Applicant's summary and conclusion

Interpretation of results:

GHS criteria not met

Conclusions:

In this study under the given conditions the test item showed minimal reactivity towards the cysteine peptide. The test item might be considered as "non-sensitiser".

Executive summary:

The in chemico direct peptide reactivity assay (DPRA) enables detection of the sensitising potential of a test item by quantifying the reactivity of test chemicals towards synthetic peptides containing either lysine or cysteine. In the present study, performed according to OECD 442C, the test item was given into acetonitrile, based on the results of the pre-experiments. The test item was completely soluble and the resulting solution was used for further testing. Based on a molecular weight of 146.11 g/mol a 100 mM stock solution was prepared. The test item solutions were tested by incubating the samples with the peptides containing either cysteine or lysine for 24 ± 2 h at 25 ± 2.5 °C. Subsequently samples were analysed by HPLC.

For the 100 mM stock solution of the test item no turbidity or precipitation was observed when diluted with the cysteine peptide solution. After the 24 h ± 2 h incubation period but prior to the HPLC analysis samples were inspected for precipitation, turbidity or phase separation. No precipitation, turbidity or phase separation was observed for any of the samples.

For the 100 mM stock solution of the test item no turbidity or precipitation was observed when diluted with the lysine peptide solution. After the 24 h ± 2 h incubation period but prior to the HPLC analysis samples were inspected for precipitation, turbidity or phase separation. Phase separation was observed for the samples of the positive control including the co-elution control. Slight phase separation was also observed for all the samples of the test item. Samples were not centrifuged prior to the HPLC analysis. Since the acceptance criteria for the depletion range of the positive control were fulfilled, the observed phase separation was regarded as not relevant.

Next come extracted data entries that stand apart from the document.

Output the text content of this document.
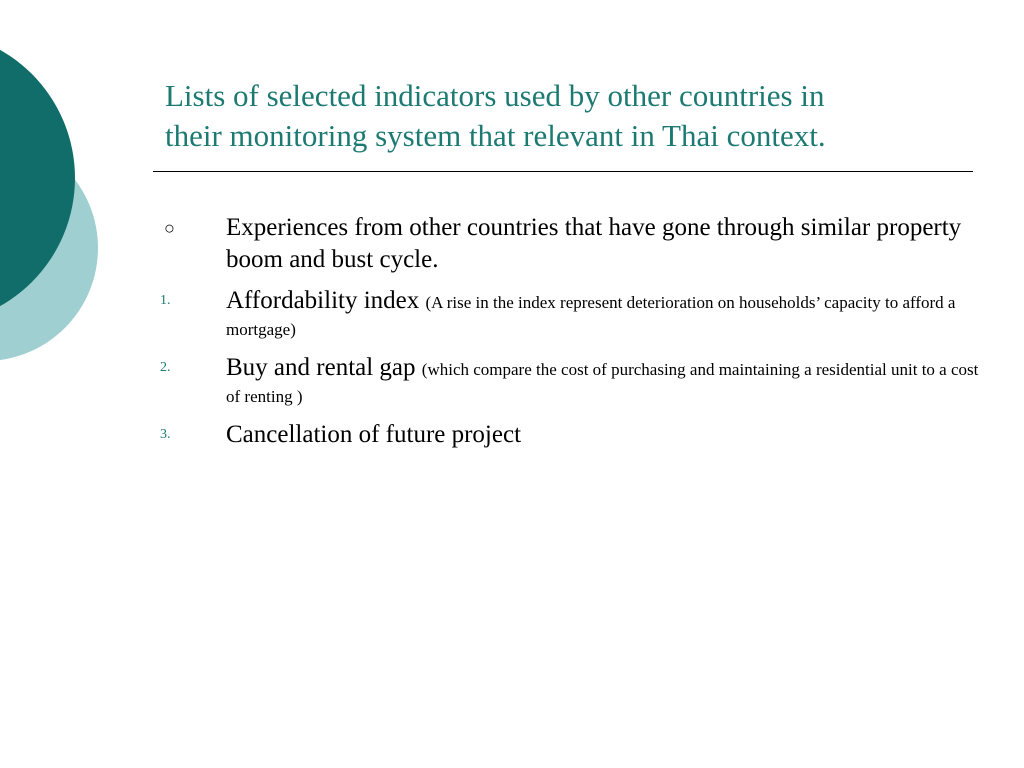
Lists of selected indicators used by other countries in
their monitoring system that relevant in Thai context.
○ Experiences from other countries that have gone through similar property boom and bust cycle.
1. Affordability index (A rise in the index represent deterioration on households’ capacity to afford a mortgage)
2. Buy and rental gap (which compare the cost of purchasing and maintaining a residential unit to a cost of renting )
3. Cancellation of future project
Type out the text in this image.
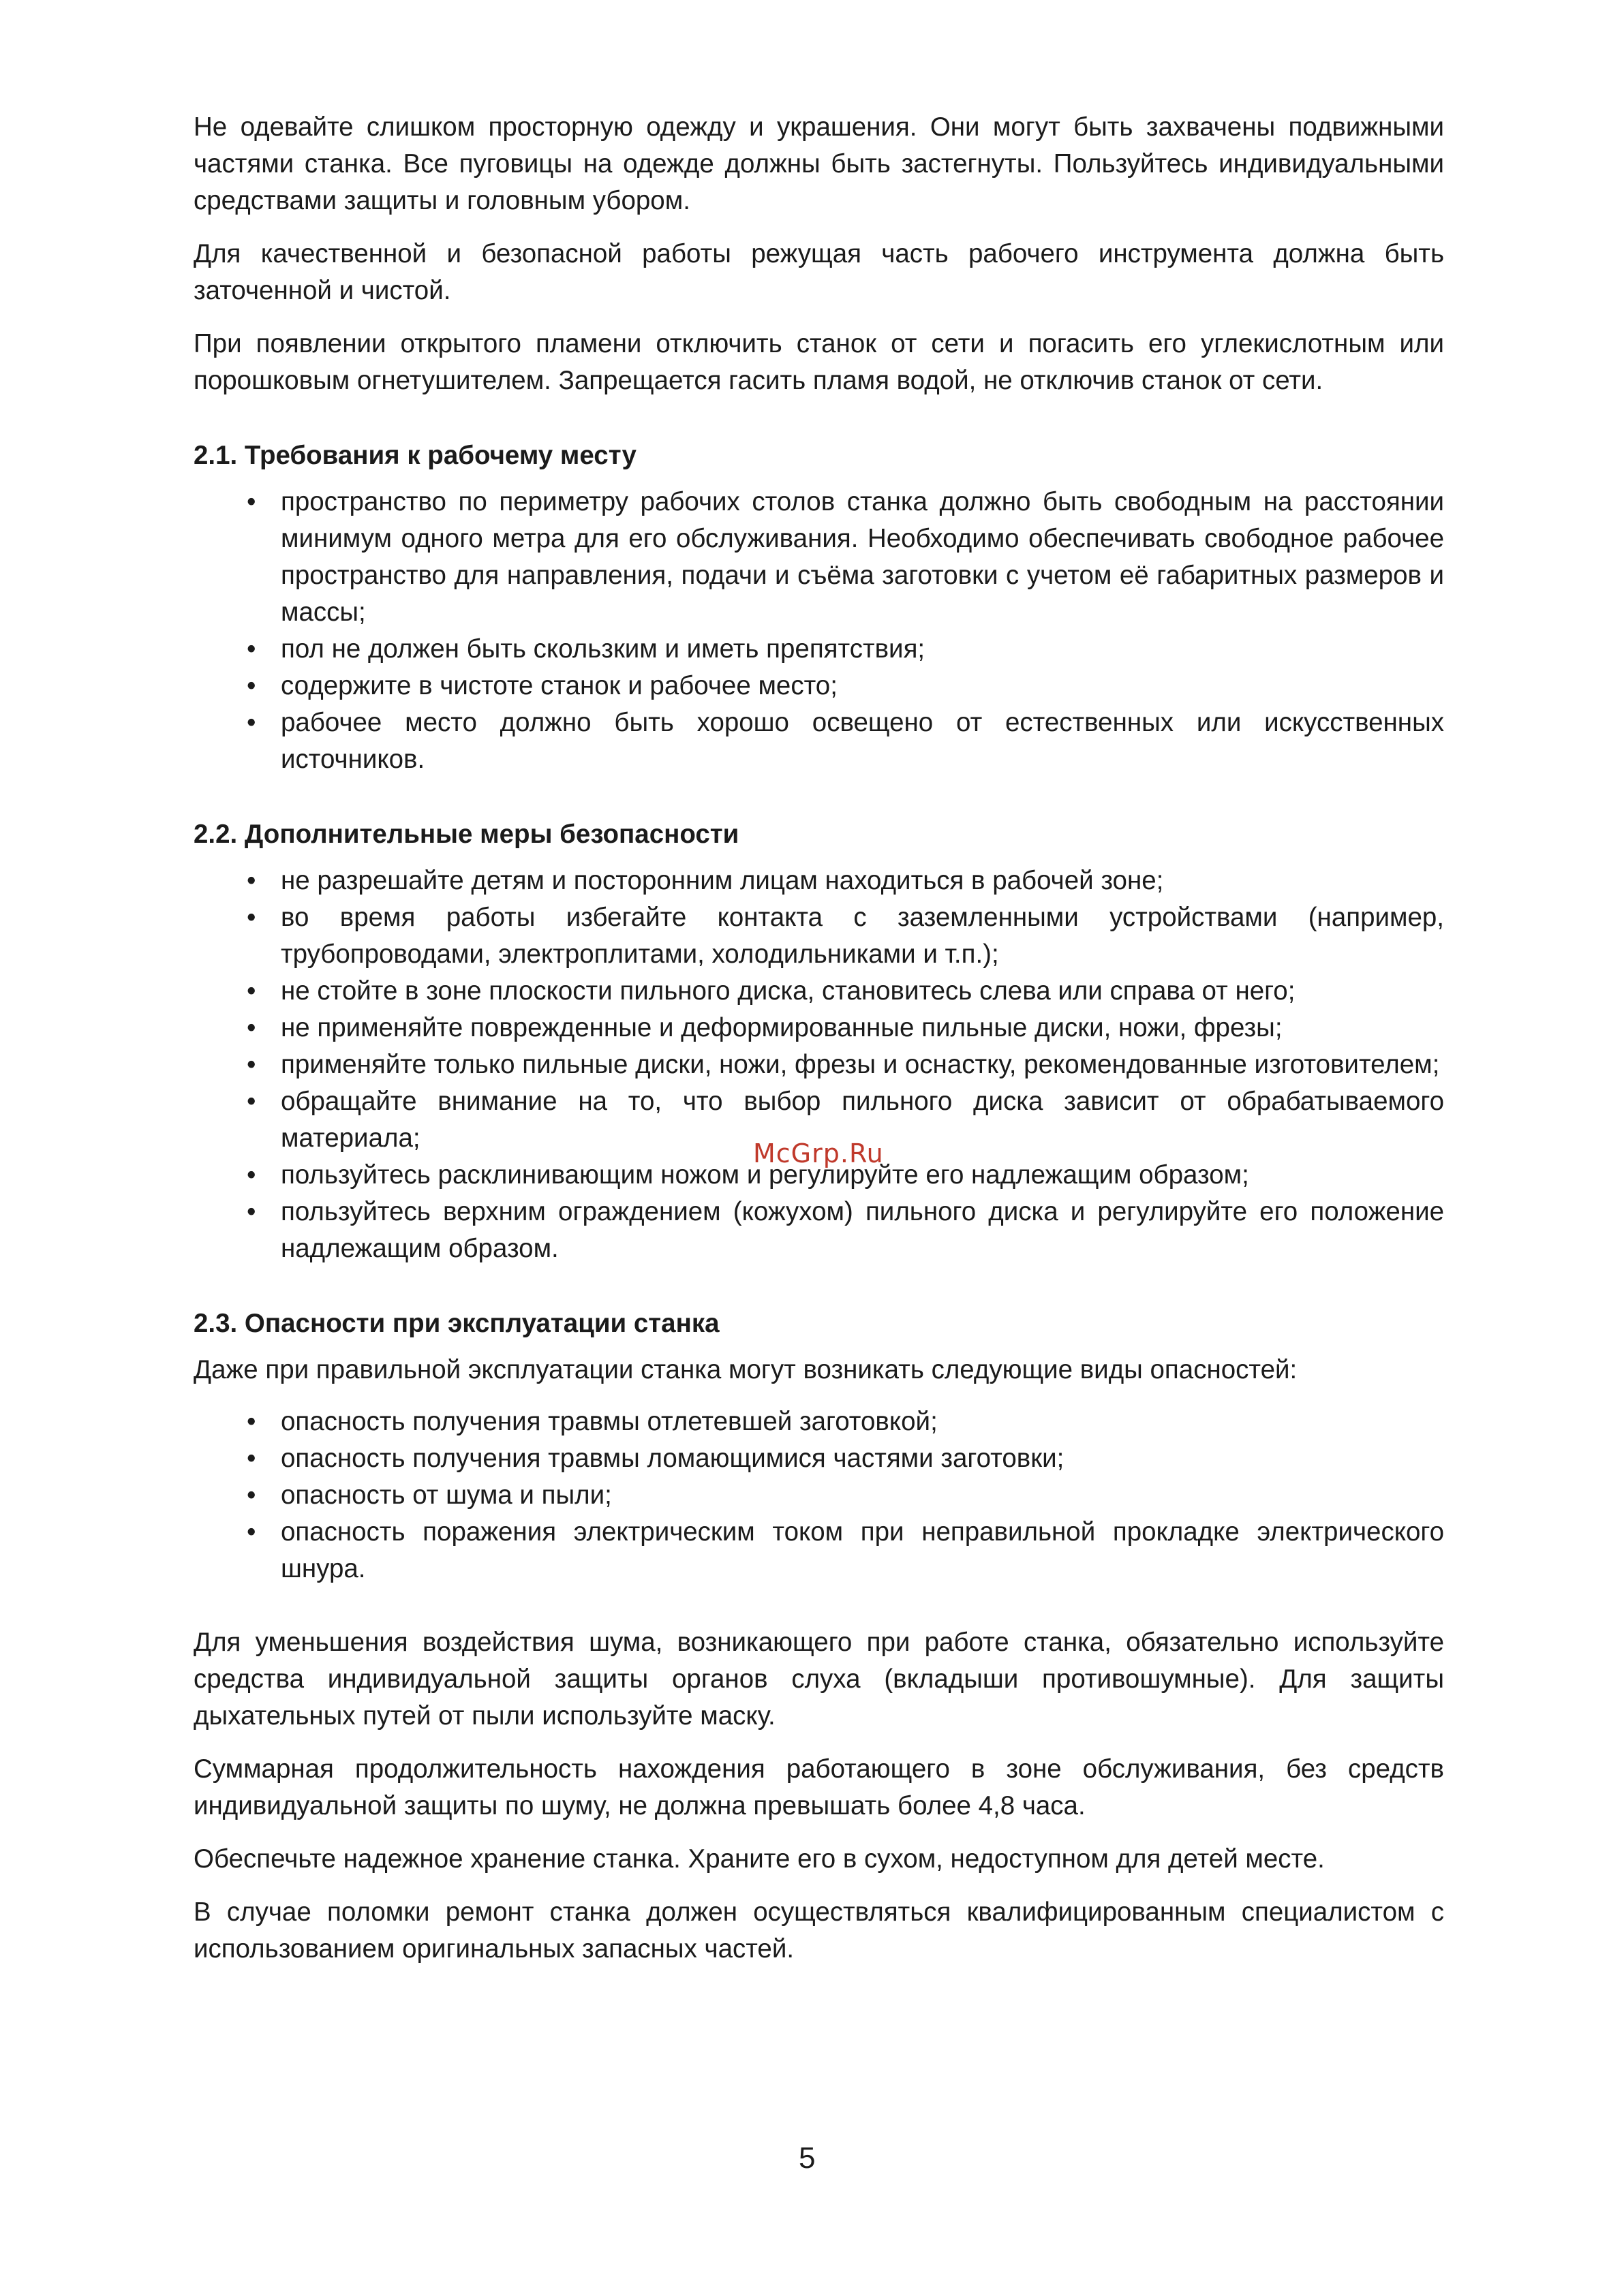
Не одевайте слишком просторную одежду и украшения. Они могут быть захвачены подвижными частями станка. Все пуговицы на одежде должны быть застегнуты. Пользуйтесь индивидуальными средствами защиты и головным убором.

Для качественной и безопасной работы режущая часть рабочего инструмента должна быть заточенной и чистой.

При появлении открытого пламени отключить станок от сети и погасить его углекислотным или порошковым огнетушителем. Запрещается гасить пламя водой, не отключив станок от сети.

2.1. Требования к рабочему месту
• пространство по периметру рабочих столов станка должно быть свободным на расстоянии минимум одного метра для его обслуживания. Необходимо обеспечивать свободное рабочее пространство для направления, подачи и съёма заготовки с учетом её габаритных размеров и массы;
• пол не должен быть скользким и иметь препятствия;
• содержите в чистоте станок и рабочее место;
• рабочее место должно быть хорошо освещено от естественных или искусственных источников.
2.2. Дополнительные меры безопасности
• не разрешайте детям и посторонним лицам находиться в рабочей зоне;
• во время работы избегайте контакта с заземленными устройствами (например, трубопроводами, электроплитами, холодильниками и т.п.);
• не стойте в зоне плоскости пильного диска, становитесь слева или справа от него;
• не применяйте поврежденные и деформированные пильные диски, ножи, фрезы;
• применяйте только пильные диски, ножи, фрезы и оснастку, рекомендованные изготовителем;
• обращайте внимание на то, что выбор пильного диска зависит от обрабатываемого материала;
• пользуйтесь расклинивающим ножом и регулируйте его надлежащим образом;
• пользуйтесь верхним ограждением (кожухом) пильного диска и регулируйте его положение надлежащим образом.
2.3. Опасности при эксплуатации станка

Даже при правильной эксплуатации станка могут возникать следующие виды опасностей:

• опасность получения травмы отлетевшей заготовкой;
• опасность получения травмы ломающимися частями заготовки;
• опасность от шума и пыли;
• опасность поражения электрическим током при неправильной прокладке электрического шнура.

Для уменьшения воздействия шума, возникающего при работе станка, обязательно используйте средства индивидуальной защиты органов слуха (вкладыши противошумные). Для защиты дыхательных путей от пыли используйте маску.

Суммарная продолжительность нахождения работающего в зоне обслуживания, без средств индивидуальной защиты по шуму, не должна превышать более 4,8 часа.

Обеспечьте надежное хранение станка. Храните его в сухом, недоступном для детей месте.

В случае поломки ремонт станка должен осуществляться квалифицированным специалистом с использованием оригинальных запасных частей.

McGrp.Ru
5
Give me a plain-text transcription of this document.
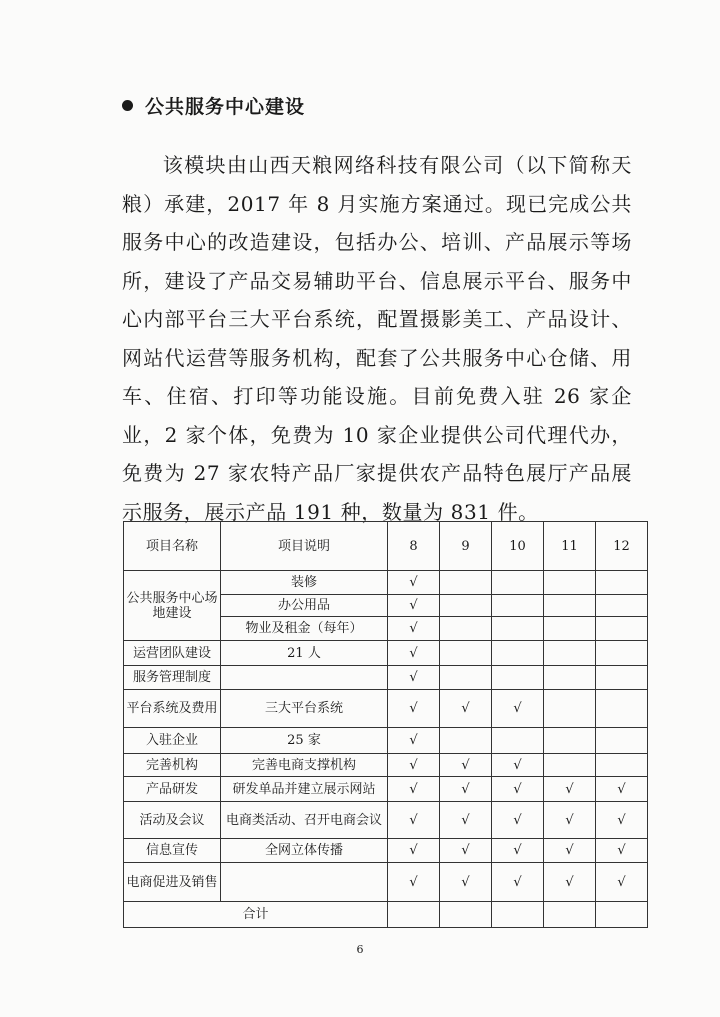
公共服务中心建设

该模块由山西天粮网络科技有限公司（以下简称天粮）承建，2017 年 8 月实施方案通过。现已完成公共服务中心的改造建设，包括办公、培训、产品展示等场所，建设了产品交易辅助平台、信息展示平台、服务中心内部平台三大平台系统，配置摄影美工、产品设计、网站代运营等服务机构，配套了公共服务中心仓储、用车、住宿、打印等功能设施。目前免费入驻 26 家企业，2 家个体，免费为 10 家企业提供公司代理代办，免费为 27 家农特产品厂家提供农产品特色展厅产品展示服务，展示产品 191 种，数量为 831 件。

项目名称	项目说明	8	9	10	11	12
公共服务中心场地建设	装修	√				
	办公用品	√				
	物业及租金（每年）	√				
运营团队建设	21 人	√				
服务管理制度		√				
平台系统及费用	三大平台系统	√	√	√		
入驻企业	25 家	√				
完善机构	完善电商支撑机构	√	√	√		
产品研发	研发单品并建立展示网站	√	√	√	√	√
活动及会议	电商类活动、召开电商会议	√	√	√	√	√
信息宣传	全网立体传播	√	√	√	√	√
电商促进及销售		√	√	√	√	√
合计						
6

No co-elution of test item with the peptide peaks was observed. Slight phase separation in the lysine experiment was observed. Sensitising potential of the test item was predicted from the mean peptide depletion of the cysteine peptide by comparing the peptide concentration of the test item treated samples to the corresponding reference control.

The 100 mM stock solution of the test item showed minimal reactivity towards the synthetic peptides. The mean depletion of both peptides was ≤ 13.89 % (0.00 %). Based on the prediction model 2 the test item can be considered as non-sensitiser.

The 100 mM stock solution of the positive control (cinnamic aldehyde) showed high reactivity towards the synthetic peptides. The mean depletion of both peptides was 67.86 %.

Under the given conditions the test item showed minimal reactivity towards the cysteine peptide. The test item might be considered as “non-sensitiser”. The data generated with this method may be not sufficient to conclude on the absence of skin sensitisation potential of chemicals and should be considered in the context of integrated approach such as IATA.